We can all agree that fashion can be an all-too-serious kind of industry. In a world where so much is going wrong, there’s no need to be overly stuck up and pompous towards those things that can actually brighten our day, even if momentarily, and @freddiemade is here to remind us exactly of this. And he does so with visual puns that take pop culture icons like Meryl Street or Meghan Markle to make actual commentary about our favourite trends and brands – basically, no one’s safe around him.
Having worked in the industry for some time, and knowing a thing or two about Photoshop, he started making meme-worthy content as a way to make art where he could “create content with no feedback”, as a way to vent and not have to please anyone but himself, thus he created the @freddiemade page. That’s how he started out making such perplexing images as the notoriously prim and proper creative directors of The Row, aka the Olsen twins, segwaying through the streets of Paris donning Balenciaga as well as their legendary resting bitch faces.

He’s also known for having the official Queen of England sort of impersonate the other, although unofficial, Queen herself, Rihanna, by superimposing Queen Elizabeth’s face on such iconic looks like all-over glitter Gucci moment. This caught the attention of Bad Gyal Riri, who ended up reposting his work, making this probably one of his career’s highlights. Although he got both positive and negative comments for somehow tainting the image of royalty, he says that “it's that split of opinion which I love”.

To top it all off, what also adds to the quality of his work is that touch of British and especially Northern humour that comes with it. As much as he uses the images of well-beloved British legends like former singer and creative director Victoria Beckham, cooking show host Nigella Lawson and actress Dame Judi Dench, he also incorporates other political elements that affect his home country, like Brexit. But to him, what makes his humour British has more to do with the actual way of conveying his jokes.

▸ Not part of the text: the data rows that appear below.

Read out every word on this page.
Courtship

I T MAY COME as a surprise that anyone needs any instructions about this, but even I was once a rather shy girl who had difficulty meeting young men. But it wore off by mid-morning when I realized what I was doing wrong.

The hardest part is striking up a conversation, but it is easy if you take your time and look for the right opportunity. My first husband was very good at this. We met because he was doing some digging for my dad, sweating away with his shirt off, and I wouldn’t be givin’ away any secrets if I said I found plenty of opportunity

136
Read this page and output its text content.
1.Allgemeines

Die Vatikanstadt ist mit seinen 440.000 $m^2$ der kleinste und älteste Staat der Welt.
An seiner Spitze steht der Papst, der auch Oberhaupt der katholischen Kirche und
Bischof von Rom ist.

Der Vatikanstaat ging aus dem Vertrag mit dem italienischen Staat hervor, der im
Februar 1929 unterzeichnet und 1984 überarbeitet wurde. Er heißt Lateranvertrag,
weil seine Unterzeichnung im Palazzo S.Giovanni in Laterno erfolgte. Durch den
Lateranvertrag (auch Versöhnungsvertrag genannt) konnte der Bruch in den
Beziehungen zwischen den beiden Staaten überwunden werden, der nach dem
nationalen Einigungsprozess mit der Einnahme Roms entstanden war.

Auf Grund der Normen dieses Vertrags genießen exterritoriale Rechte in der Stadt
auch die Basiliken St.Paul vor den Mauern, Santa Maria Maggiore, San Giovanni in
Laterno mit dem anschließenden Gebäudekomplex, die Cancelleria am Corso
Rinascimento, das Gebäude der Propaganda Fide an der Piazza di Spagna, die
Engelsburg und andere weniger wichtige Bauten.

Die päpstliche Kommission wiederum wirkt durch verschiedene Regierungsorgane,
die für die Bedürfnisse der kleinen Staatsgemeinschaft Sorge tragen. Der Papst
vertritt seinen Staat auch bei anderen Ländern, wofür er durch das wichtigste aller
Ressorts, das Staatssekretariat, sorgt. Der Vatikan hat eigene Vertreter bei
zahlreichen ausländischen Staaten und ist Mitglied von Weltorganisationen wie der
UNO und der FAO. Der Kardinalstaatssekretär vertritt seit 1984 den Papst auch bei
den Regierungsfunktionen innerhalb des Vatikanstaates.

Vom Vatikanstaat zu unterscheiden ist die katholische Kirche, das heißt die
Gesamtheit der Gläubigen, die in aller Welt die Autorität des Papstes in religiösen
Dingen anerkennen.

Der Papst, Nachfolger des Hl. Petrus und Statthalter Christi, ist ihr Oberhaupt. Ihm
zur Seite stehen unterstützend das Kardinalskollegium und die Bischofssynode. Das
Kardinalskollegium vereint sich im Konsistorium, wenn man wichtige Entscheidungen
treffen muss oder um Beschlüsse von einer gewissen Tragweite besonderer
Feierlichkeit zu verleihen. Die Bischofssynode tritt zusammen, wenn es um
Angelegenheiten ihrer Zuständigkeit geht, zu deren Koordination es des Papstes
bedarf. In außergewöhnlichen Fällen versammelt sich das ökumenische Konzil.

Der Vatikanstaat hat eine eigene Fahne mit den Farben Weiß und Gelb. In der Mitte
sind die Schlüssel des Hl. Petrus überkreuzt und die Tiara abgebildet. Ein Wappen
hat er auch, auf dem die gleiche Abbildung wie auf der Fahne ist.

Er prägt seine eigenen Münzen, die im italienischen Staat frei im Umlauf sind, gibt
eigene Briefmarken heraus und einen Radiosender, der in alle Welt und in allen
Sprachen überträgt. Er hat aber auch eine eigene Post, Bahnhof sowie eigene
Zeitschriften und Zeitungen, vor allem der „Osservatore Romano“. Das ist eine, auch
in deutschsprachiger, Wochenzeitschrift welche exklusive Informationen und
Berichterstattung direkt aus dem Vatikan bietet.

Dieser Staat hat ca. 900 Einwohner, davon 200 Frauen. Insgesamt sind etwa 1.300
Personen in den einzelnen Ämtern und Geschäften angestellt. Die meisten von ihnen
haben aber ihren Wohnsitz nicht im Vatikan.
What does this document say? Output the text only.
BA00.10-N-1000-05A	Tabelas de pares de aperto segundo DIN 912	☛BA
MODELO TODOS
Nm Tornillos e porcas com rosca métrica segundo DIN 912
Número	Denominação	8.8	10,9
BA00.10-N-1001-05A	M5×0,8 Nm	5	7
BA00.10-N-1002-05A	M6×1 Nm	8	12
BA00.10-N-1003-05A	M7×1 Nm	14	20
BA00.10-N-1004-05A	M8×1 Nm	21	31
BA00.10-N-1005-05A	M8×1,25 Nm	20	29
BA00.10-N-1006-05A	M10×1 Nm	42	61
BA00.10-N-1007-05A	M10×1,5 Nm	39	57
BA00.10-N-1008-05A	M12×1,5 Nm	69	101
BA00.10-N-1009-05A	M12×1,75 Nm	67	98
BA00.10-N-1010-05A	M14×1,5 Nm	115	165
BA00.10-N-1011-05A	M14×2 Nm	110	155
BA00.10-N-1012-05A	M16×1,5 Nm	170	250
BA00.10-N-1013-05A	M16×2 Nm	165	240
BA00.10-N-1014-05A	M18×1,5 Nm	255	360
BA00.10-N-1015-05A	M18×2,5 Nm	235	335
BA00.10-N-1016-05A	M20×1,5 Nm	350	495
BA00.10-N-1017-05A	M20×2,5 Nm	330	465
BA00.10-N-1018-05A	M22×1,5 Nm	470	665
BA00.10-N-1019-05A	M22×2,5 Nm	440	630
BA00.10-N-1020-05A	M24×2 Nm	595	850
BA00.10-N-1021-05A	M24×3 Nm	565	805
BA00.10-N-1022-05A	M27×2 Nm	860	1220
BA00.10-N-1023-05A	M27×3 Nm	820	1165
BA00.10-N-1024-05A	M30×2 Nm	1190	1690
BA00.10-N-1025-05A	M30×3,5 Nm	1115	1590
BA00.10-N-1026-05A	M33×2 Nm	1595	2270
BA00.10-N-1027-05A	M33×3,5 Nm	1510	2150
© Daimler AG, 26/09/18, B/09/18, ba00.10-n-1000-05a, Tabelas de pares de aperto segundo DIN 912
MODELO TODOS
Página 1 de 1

As he says, “it’s not about the people that I include but about the tone”. There’s something really British to bringing levity to complex and tough situations.

All in all, what’s clear about Freddiemade’s work is the fact that he’s here to make whatever pictures he feels like making and whenever. His intention is not to necessarily create a whole discussion around anything in particular but rather what feels right to him, and doing so through a light-hearted message. In his own words, he hopes to be “a bit of a light relief in what can be such a serious world!”.